The pointy-headed geeks at the LAPD's top-secret R&D lab (motto: "To Research and Nerd") have emerged from their super-secure underground redoubt to unveil the latest weapon in the war on crime in the City of Angels: the GPS dart
Well, not so much a "dart" as a "gumball", but "gumball" doesn't necessarily bespeak the kind of hard-charging, macho style of policing that the LAPD is famous for. "Dart", on the other hand, is both monosyllabic and
phallic, which is much more in keeping with big-city, two-fisted crime fighting.
Which is all well and good, you might say, but how does the damn thing work?

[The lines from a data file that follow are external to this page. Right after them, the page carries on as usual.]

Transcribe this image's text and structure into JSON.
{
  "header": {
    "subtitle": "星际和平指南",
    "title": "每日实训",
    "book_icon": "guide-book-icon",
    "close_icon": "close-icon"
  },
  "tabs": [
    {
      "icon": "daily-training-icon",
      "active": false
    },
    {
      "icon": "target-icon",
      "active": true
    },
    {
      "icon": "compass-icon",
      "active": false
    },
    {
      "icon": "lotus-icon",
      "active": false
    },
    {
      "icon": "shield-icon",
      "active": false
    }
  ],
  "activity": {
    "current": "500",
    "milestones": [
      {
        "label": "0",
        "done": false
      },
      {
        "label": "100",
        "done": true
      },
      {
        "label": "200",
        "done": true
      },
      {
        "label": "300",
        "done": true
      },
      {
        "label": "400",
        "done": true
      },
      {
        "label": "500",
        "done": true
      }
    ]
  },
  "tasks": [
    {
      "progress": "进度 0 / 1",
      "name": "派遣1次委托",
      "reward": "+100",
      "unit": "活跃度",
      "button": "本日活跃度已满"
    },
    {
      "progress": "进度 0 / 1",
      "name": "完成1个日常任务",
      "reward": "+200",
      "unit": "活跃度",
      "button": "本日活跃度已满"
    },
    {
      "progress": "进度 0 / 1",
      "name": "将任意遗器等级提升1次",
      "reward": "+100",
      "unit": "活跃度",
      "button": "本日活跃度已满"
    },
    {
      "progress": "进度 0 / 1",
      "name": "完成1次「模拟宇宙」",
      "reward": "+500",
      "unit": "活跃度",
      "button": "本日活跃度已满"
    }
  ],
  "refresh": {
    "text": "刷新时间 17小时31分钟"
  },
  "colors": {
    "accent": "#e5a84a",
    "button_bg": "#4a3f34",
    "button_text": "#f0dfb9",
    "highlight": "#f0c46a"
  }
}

Technical specifications of the "dart" are shrouded in mystery, but my sources in the Linux coding/crime fighting community have provided the following overview:
The GPS dart is an adhesive coated spheroid which contains a miniscule GPS transmitter. In the event of a high speed police pursuit, specially equipped LAPD officers will fire (via a compressed-air projectile launcher) a dart at the fleeing vehicle. Once the dart is securely attached to the vehicle's chassis, it will begin to transmit the wrong-doer's location to the LAPD command center deep in the bowels of the Parker Center. From there, police officials will monitor the would-be getaway car until it runs out of gas, or crosses safely into another jurisdiction.
Fascinating, no? Yes! But will it end the Southland's plague of high-speed chases? And if it does, what will KCAL9 air in primetime?